What is to be done? Struggle
Nelson Rolihlahla Mandela
was a pivotal member of the African National Congress (ANC), a founder of the
ANC-Youth League, in 1944, and of Umkhonto we Sizwe (MK), the military wing
of the ANC, in 1961, after the ANC was banned following the Sharpeville massacre
in 1960. In 1962, Mandela left the country for military training in Algeria
and to arrange training for other MK members. On his return he was arrested
for leaving the country illegally and for incitement to strike. He conducted
his own defence. He was convicted and jailed for five years in November 1962.
While serving his sentence, he was charged, in the Rivonia trial, with sabotage
and sentenced to life imprisonment. He spent 27 years in prison, he was released
in 1990, after a global protest movement. In 1991, at the first national conference
of the ANC held inside South Africa, Nelson Mandela was elected President of
the ANC. He was inaugurated as the first democratically elected State President
of South Africa on 10 May 1994 - June 1999. Nelson Mandela recieved the 1993
Nobel Peace Prize, together with Fredric de Klerk.

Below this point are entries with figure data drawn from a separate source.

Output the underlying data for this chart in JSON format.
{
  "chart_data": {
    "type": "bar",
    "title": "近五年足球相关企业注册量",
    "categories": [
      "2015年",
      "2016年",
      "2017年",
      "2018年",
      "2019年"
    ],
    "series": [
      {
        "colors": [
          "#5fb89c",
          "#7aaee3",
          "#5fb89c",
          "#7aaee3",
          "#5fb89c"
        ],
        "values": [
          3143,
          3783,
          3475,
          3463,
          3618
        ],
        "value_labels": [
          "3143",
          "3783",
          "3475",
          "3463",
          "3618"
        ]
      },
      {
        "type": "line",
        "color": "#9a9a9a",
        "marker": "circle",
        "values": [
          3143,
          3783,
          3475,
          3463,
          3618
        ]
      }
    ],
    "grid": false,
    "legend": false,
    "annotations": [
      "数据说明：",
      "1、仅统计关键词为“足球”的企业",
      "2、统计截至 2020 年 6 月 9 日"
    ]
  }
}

The photos of queues of black voters, waiting for hours to cast their votes, have been the quintessential image of democractic duty. Whereas in many Western liberal democracies one sees huge abstention rates, in South Africa blacks were thirsty for democracy. In 1994, one woman, queueing to vote in Soweto, told the BBC "This is so great. I didn´t sleep. I woke up at 5 o'clock this morning to be the first person in the queue." In the third presidential elections, Abril 2004, one still saw the long queues.